Tsitsipas and the towel controversy: "I wanted to use it more"

The Greek tennis player, who defeated Albert Ramos, criticized the fact that he fetched his own towel during matches. "I can't because I interrupt my opponent's game."

The Greek Tsitsipas, who this Monday eliminated the Spanish Albert Ramos in the first round of the United States Open, spoke of the difficulties derived from the social distancing imposed by the coronavirus, such as having to find his own towel to dry the sweat in the middle of the game.

"The biggest problem with the towel is when you want to use it before the rest, and it is a big concern, because I would like to use it more, but I really cannot because I am interrupting the rhythm of my opponent," Tsitsipas said in a later press conference to their first match of the US Open.

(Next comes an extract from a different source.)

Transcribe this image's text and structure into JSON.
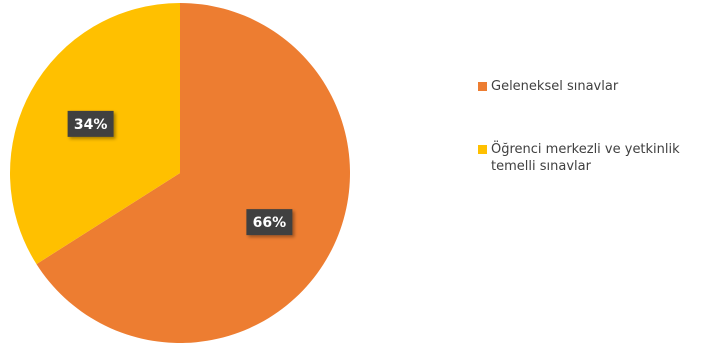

This year's championship is very different from previous editions as the US Tennis Association (USTA) has tried to reduce as much as possible the number of people present in the bubble they have created for the US Open with the aim of trying to prevent coronavirus infections.

For this reason, the children who normally approach the players during matches to give them balls and offer them a towel to wipe the sweat are not present on the court.

Although a small number of people have been deployed to deliver the balls, it is the tennis players themselves who have to approach their chair or the fence of the enclosure to use the towel.

Tsitsipas insisted that this article is of "enormous importance": "I use it very often. It gives me time to think, time to refresh myself and think about my tactic," he said.